CMS does not address how this revision may apply when the physician employed part-time or independent contractor physician of a group practice interprets a diagnostic test.

CMS indicates that it will not apply the anti-markup provision when an independent laboratory orders the professional component of a diagnostic test because it believes these arrangements pose minimal risk of abuse.

If adopted as proposed, this revision to the anti-markup provision will have a profound effect on many existing business arrangements.

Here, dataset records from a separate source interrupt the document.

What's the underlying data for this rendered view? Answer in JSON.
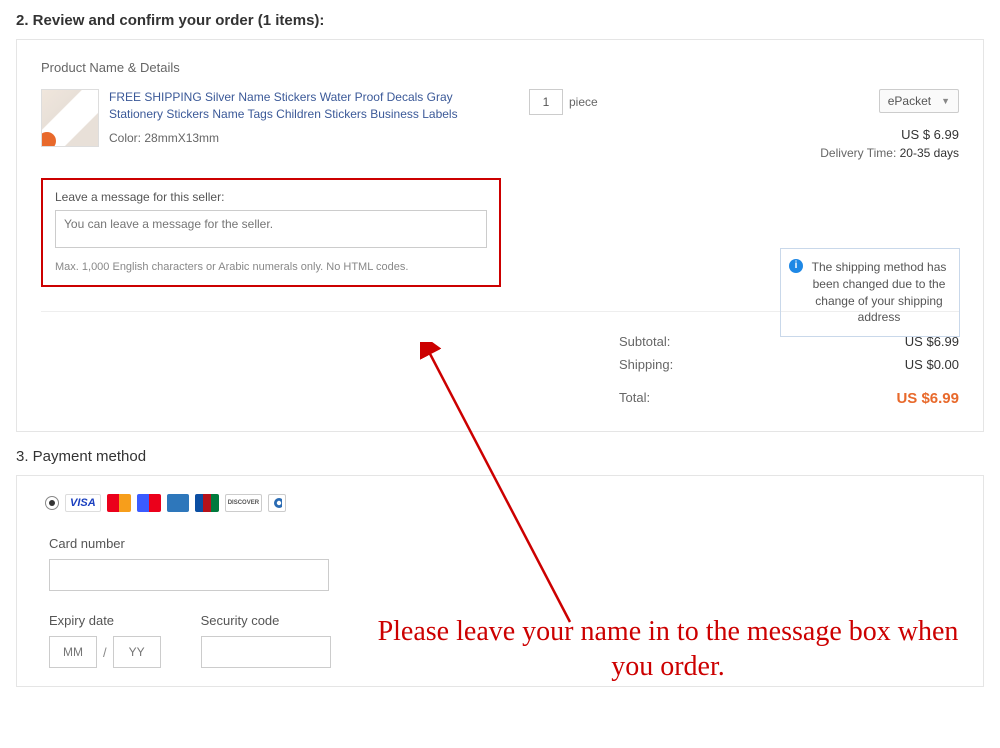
{
  "section_review_title": "2. Review and confirm your order (1 items):",
  "subhead": "Product Name & Details",
  "product": {
    "title": "FREE SHIPPING Silver Name Stickers Water Proof Decals Gray Stationery Stickers Name Tags Children Stickers Business Labels",
    "color_label": "Color:",
    "color_value": "28mmX13mm",
    "qty": "1",
    "qty_unit": "piece",
    "shipping_method": "ePacket",
    "price": "US  $ 6.99",
    "delivery_label": "Delivery Time:",
    "delivery_value": "20-35 days"
  },
  "message": {
    "label": "Leave a message for this seller:",
    "placeholder": "You can leave a message for the seller.",
    "hint": "Max. 1,000 English characters or Arabic numerals only. No HTML codes."
  },
  "notice": "The shipping method has been changed due to the change of your shipping address",
  "totals": {
    "subtotal_label": "Subtotal:",
    "subtotal_value": "US $6.99",
    "shipping_label": "Shipping:",
    "shipping_value": "US $0.00",
    "total_label": "Total:",
    "total_value": "US $6.99"
  },
  "section_payment_title": "3. Payment method",
  "payment": {
    "card_number_label": "Card number",
    "expiry_label": "Expiry date",
    "mm_placeholder": "MM",
    "yy_placeholder": "YY",
    "security_label": "Security code"
  },
  "annotation": "Please leave your name in to the message box when you order."
}
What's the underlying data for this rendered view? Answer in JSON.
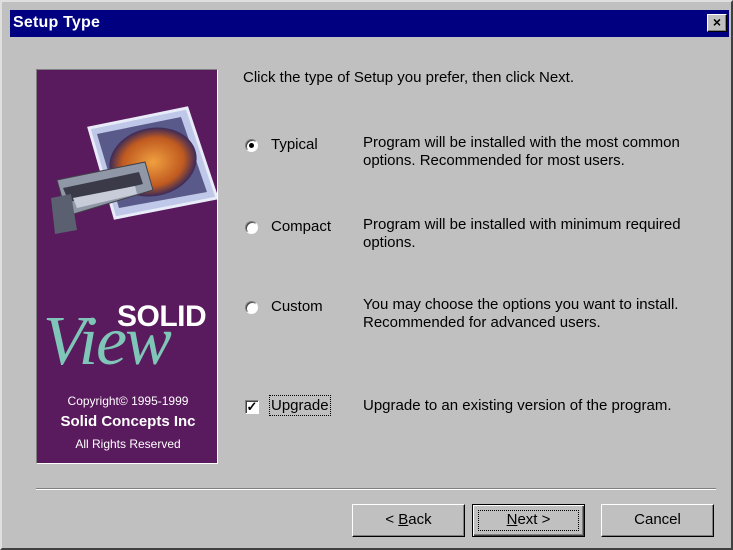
{
  "window": {
    "title": "Setup Type",
    "close_label": "×"
  },
  "logo": {
    "brand_solid": "SOLID",
    "brand_view": "View",
    "copyright": "Copyright© 1995-1999",
    "company": "Solid Concepts Inc",
    "rights": "All Rights Reserved"
  },
  "prompt": "Click the type of Setup you prefer, then click Next.",
  "options": [
    {
      "label": "Typical",
      "selected": true,
      "description": "Program will be installed with the most common options. Recommended for most users."
    },
    {
      "label": "Compact",
      "selected": false,
      "description": "Program will be installed with minimum required options."
    },
    {
      "label": "Custom",
      "selected": false,
      "description": "You may choose the options you want to install. Recommended for advanced users."
    }
  ],
  "upgrade": {
    "label": "Upgrade",
    "checked": true,
    "description": "Upgrade to an existing version of the program."
  },
  "buttons": {
    "back_prefix": "< ",
    "back_key": "B",
    "back_rest": "ack",
    "next_key": "N",
    "next_rest": "ext >",
    "cancel": "Cancel"
  },
  "colors": {
    "titlebar": "#000080",
    "logo_bg": "#5a1a5e",
    "logo_view": "#7fc6b8"
  }
}
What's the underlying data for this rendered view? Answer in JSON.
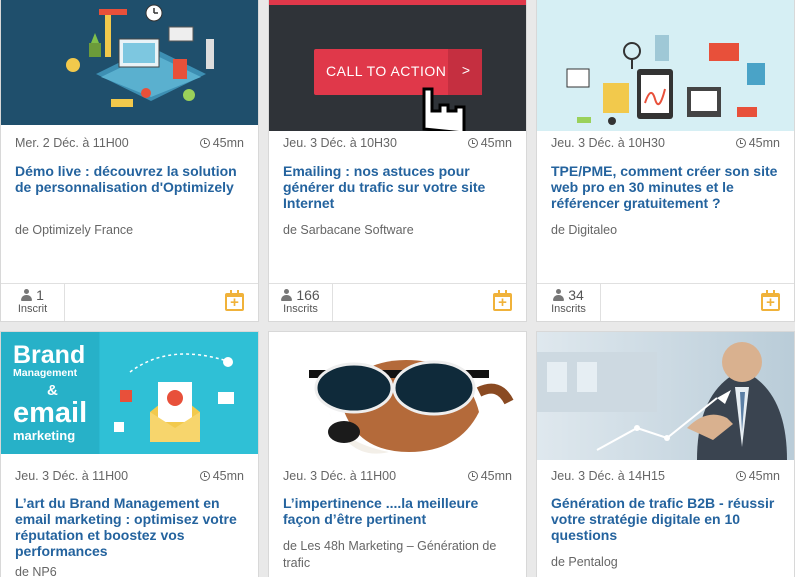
{
  "cards": [
    {
      "date": "Mer. 2 Déc. à 11H00",
      "duration": "45mn",
      "title": "Démo live : découvrez la solution de personnalisation d'Optimizely",
      "org": "de Optimizely France",
      "count": "1",
      "count_label": "Inscrit",
      "image": "isometric-workspace-illustration"
    },
    {
      "date": "Jeu. 3 Déc. à 10H30",
      "duration": "45mn",
      "title": "Emailing : nos astuces pour générer du trafic sur votre site Internet",
      "org": "de Sarbacane Software",
      "count": "166",
      "count_label": "Inscrits",
      "image_cta_label": "CALL TO ACTION",
      "image_cta_arrow": ">"
    },
    {
      "date": "Jeu. 3 Déc. à 10H30",
      "duration": "45mn",
      "title": "TPE/PME, comment créer son site web pro en 30 minutes et le référencer gratuitement ?",
      "org": "de Digitaleo",
      "count": "34",
      "count_label": "Inscrits",
      "image": "ecommerce-icons-illustration"
    },
    {
      "date": "Jeu. 3 Déc. à 11H00",
      "duration": "45mn",
      "title": "L’art du Brand Management en email marketing : optimisez votre réputation et boostez vos performances",
      "org": "de NP6",
      "image_brand": "Brand",
      "image_management": "Management",
      "image_amp": "&",
      "image_email": "email",
      "image_marketing": "marketing"
    },
    {
      "date": "Jeu. 3 Déc. à 11H00",
      "duration": "45mn",
      "title": "L’impertinence ....la meilleure façon d’être pertinent",
      "org": "de Les 48h Marketing – Génération de trafic",
      "image": "dog-with-sunglasses"
    },
    {
      "date": "Jeu. 3 Déc. à 14H15",
      "duration": "45mn",
      "title": "Génération de trafic B2B - réussir votre stratégie digitale en 10 questions",
      "org": "de Pentalog",
      "image": "businessman-growth-chart"
    }
  ],
  "colors": {
    "title": "#24639e",
    "accent_calendar": "#f0b23a",
    "cta_red": "#e0384a"
  }
}
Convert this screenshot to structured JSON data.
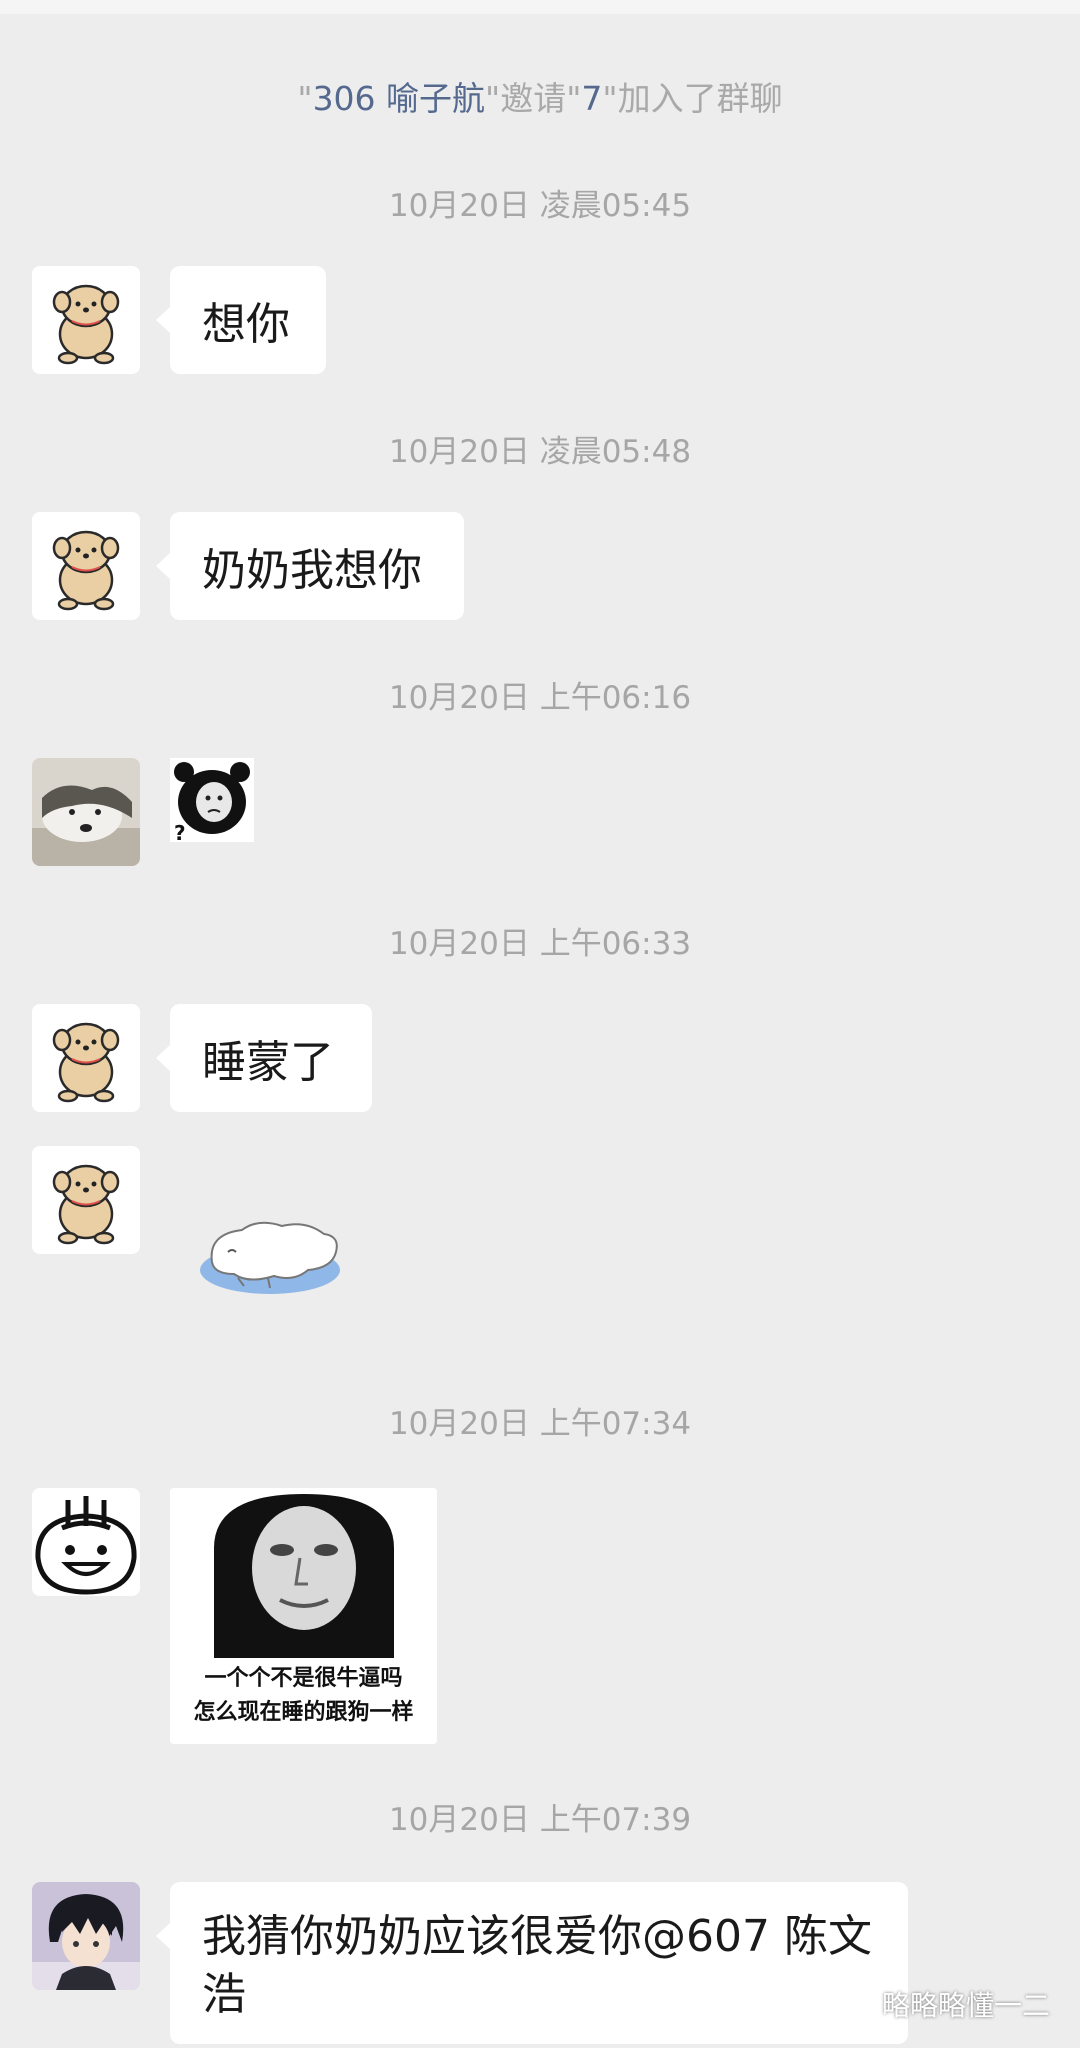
{
  "system_notice": {
    "inviter": "306 喻子航",
    "action": "邀请",
    "invitee": "7",
    "suffix": "加入了群聊"
  },
  "messages": [
    {
      "timestamp": "10月20日 凌晨05:45",
      "sender_avatar": "cartoon-dog-avatar",
      "type": "text",
      "text": "想你"
    },
    {
      "timestamp": "10月20日 凌晨05:48",
      "sender_avatar": "cartoon-dog-avatar",
      "type": "text",
      "text": "奶奶我想你"
    },
    {
      "timestamp": "10月20日 上午06:16",
      "sender_avatar": "husky-photo-avatar",
      "type": "sticker",
      "sticker": "panda-head-question-sticker"
    },
    {
      "timestamp": "10月20日 上午06:33",
      "sender_avatar": "cartoon-dog-avatar",
      "type": "text",
      "text": "睡蒙了"
    },
    {
      "timestamp": "",
      "sender_avatar": "cartoon-dog-avatar",
      "type": "sticker",
      "sticker": "sleeping-white-dog-sticker"
    },
    {
      "timestamp": "10月20日 上午07:34",
      "sender_avatar": "doodle-face-avatar",
      "type": "image",
      "caption_line1": "一个个不是很牛逼吗",
      "caption_line2": "怎么现在睡的跟狗一样"
    },
    {
      "timestamp": "10月20日 上午07:39",
      "sender_avatar": "anime-boy-avatar",
      "type": "text",
      "line1": "我猜你奶奶应该很爱你@607 陈文",
      "line2": "浩"
    }
  ],
  "watermark": {
    "text": "略略略懂一二",
    "icon": "wechat-icon"
  }
}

Independent Diagnostic Testing Facilities

Finally, among other substantive proposals, the MPFS proposes revisions and clarifications to existing Independent Diagnostic Testing (IDTF) performance standards. The proposed revisions to IDTF standards would prohibit an IDTF from sharing equipment, space or staff, or from subleasing its operations to another individual or organization. A proposed revision to the liability insurance standards requires that IDTFs add their CMS-designated contractor as a certificate holder on the liability insurance policy, and provides that IDTFs will receive no reimbursement for services rendered during a period that the required insurance coverage is not in place, even if through an inadvertent or technical lapse.

Summary

The revisions to the Stark Law proposed in the MPFS represent the most restrictive action taken with respect to a physician's financial relationship with a DHS since the initial Stark II legislative action. The scope of additional limitations on which CMS has solicited comments, together with the impending March 2008 deadline for CMS to issue Stark III regulations, suggest that even more restrictive action may be taken.

We recommend that all physicians and health care providers consider their existing business arrangements in light of the proposed revisions to determine if the arrangements are affected and, if so, how they must be restructured if the proposed revisions are adopted. CMS is accepting comments on the proposed revisions through August 31, 2007.